日本大百科全書(ニッポニカ) 「エスカルゴ」の意味・わかりやすい解説
エスカルゴ
えすかるご
escargot フランス語
[学] Helix pomatia
軟体動物門腹足綱マイマイ科のカタツムリ。食用種である。フランス語でエスカルゴは元来カタツムリまたは螺旋(らせん)を意味する。英語ではapple snailあるいはRoman snailといわれ、また、学名のラテン語種小名pomatiaはリンゴの意味ではなく、ギリシア語の「壺(つぼ)の蓋(ふた)」に由来するといわれる。中部ヨーロッパに普通にみられるカタツムリで、海抜1600メートルまで分布し、イギリスにも移入されている。

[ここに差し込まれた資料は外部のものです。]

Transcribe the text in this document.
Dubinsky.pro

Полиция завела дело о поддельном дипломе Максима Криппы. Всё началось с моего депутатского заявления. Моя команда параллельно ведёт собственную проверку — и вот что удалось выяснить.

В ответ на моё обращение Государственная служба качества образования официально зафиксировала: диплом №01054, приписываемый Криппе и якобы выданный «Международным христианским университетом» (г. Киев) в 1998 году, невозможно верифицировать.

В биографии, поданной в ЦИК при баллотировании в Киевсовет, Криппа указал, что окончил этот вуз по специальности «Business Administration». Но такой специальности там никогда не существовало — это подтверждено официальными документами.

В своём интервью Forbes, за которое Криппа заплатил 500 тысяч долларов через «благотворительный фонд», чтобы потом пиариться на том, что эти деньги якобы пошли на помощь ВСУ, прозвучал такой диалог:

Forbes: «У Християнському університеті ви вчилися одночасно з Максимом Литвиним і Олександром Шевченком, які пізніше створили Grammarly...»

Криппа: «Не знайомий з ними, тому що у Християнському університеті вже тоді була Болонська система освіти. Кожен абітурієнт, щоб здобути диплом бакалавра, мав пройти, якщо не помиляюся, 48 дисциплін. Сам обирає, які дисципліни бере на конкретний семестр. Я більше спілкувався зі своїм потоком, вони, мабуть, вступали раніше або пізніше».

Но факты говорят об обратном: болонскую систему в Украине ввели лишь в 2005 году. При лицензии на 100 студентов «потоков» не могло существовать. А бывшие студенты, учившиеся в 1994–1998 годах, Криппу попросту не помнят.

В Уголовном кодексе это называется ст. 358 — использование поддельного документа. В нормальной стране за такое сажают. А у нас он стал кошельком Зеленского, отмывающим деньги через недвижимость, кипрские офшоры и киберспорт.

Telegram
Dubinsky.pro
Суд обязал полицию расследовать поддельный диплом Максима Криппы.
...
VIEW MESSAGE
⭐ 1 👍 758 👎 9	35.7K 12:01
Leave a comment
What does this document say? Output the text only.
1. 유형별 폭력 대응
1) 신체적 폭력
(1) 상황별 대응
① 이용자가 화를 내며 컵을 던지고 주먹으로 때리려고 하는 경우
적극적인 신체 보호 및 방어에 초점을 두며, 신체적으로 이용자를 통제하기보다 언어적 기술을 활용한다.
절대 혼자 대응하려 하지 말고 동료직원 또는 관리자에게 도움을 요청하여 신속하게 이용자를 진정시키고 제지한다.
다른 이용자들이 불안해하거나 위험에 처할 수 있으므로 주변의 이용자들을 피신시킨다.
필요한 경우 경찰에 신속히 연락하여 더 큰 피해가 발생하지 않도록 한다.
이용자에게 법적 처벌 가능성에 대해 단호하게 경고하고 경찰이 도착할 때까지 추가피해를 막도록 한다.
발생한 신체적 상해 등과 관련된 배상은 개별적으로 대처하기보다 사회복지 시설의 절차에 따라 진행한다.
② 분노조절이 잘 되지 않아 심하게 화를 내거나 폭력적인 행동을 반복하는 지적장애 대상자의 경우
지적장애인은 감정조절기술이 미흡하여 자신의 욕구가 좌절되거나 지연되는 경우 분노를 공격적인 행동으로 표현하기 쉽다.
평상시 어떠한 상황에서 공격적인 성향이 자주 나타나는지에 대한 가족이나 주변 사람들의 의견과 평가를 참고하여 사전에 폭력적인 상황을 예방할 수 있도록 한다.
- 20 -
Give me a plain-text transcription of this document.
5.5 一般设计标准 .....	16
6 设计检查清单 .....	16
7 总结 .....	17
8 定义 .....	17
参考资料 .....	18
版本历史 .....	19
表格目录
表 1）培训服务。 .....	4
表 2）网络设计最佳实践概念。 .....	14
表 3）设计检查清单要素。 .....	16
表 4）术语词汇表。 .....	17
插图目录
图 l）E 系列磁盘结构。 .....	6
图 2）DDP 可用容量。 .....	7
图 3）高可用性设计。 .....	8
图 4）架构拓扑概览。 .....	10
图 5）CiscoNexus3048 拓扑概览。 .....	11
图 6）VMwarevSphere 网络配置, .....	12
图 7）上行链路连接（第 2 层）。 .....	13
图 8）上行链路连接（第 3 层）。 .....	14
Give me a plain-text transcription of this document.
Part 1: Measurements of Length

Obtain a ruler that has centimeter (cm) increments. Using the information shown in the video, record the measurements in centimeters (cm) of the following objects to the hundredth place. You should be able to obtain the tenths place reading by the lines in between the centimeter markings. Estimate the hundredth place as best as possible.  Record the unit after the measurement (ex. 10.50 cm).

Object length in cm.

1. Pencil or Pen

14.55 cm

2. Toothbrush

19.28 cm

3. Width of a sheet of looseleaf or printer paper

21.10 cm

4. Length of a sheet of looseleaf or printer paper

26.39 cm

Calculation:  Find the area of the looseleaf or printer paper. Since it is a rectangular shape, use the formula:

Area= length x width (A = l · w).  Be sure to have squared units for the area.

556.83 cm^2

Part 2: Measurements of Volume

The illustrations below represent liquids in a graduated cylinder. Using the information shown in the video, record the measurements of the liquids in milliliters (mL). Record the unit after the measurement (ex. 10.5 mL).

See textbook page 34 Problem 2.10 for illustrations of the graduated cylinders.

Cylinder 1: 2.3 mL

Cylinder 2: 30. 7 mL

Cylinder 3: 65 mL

なかでもフランスのブルゴーニュ地方に産するものが最良とされ、また、ブドウの葉で育ったものがもっとも味がよいとされて、とくにEscargot des vignes(ブドウのエスカルゴ)とよばれる。殻は球形で厚く、茶褐色でむらのある地肌に1~4本の白色帯が走る。成長線も強く、臍孔(へそあな)はふさがり、殻口外唇はやや肥厚している。殻高、殻径とも40ミリメートル内外である。食用カタツムリとして「エスカルゴ」と総称されるものは10種以上あり、フランスでは養殖されている。前種の次に重要なのはプチグリH. aspersaである。殻高、殻径とも30ミリメートルぐらいで、黄褐色の地に紫褐色の帯が4条走っていて、殻全面に縮緬(ちりめん)状のしわがある。この種はヨーロッパばかりでなく、アフリカ南部、アメリカ、オーストラリアまで移入されて繁殖し、common garden snailとよばれている。
[奥谷喬司]
食用
食用には、多くは飼育されたものが利用される。カタツムリ食用の歴史は、ヨーロッパでは古く、紀元前50年、すでに食用の目的でカタツムリが飼育されていたという。中世のカトリックでは、断食期間中でも、カタツムリの食用が許されていたため、僧院でもかなり広くカタツムリが飼育されていた。フランスで、カタツムリ専門の料理店ができたのは18世紀末ごろである。重要な料理材料の一つとされ、現在でもフランス料理においては、高い位置を占めている。
カタツムリを用いた料理でもっとも有名なのは、エスカルゴブルゴーニュ風(エスカルゴ・ア・ラ・ブルギニョンヌ)である。なまのものをゆでて、殻から出し、きれいに洗う。これをさらに白ワインやブイヨンで煮る。カタツムリの殻に、パセリやニンニク、エシャロットのみじん切りをあわせたバターとともに詰め、オーブンで焼き、熱いうちに供する。また、シチューや炒(いた)め物にもする。日本へは、主として殻を別添した水煮缶詰が輸入されている。なお、食用にするカタツムリは、普通キャベツやレタス、ブドウの葉などを餌料(じりょう)にして飼育する。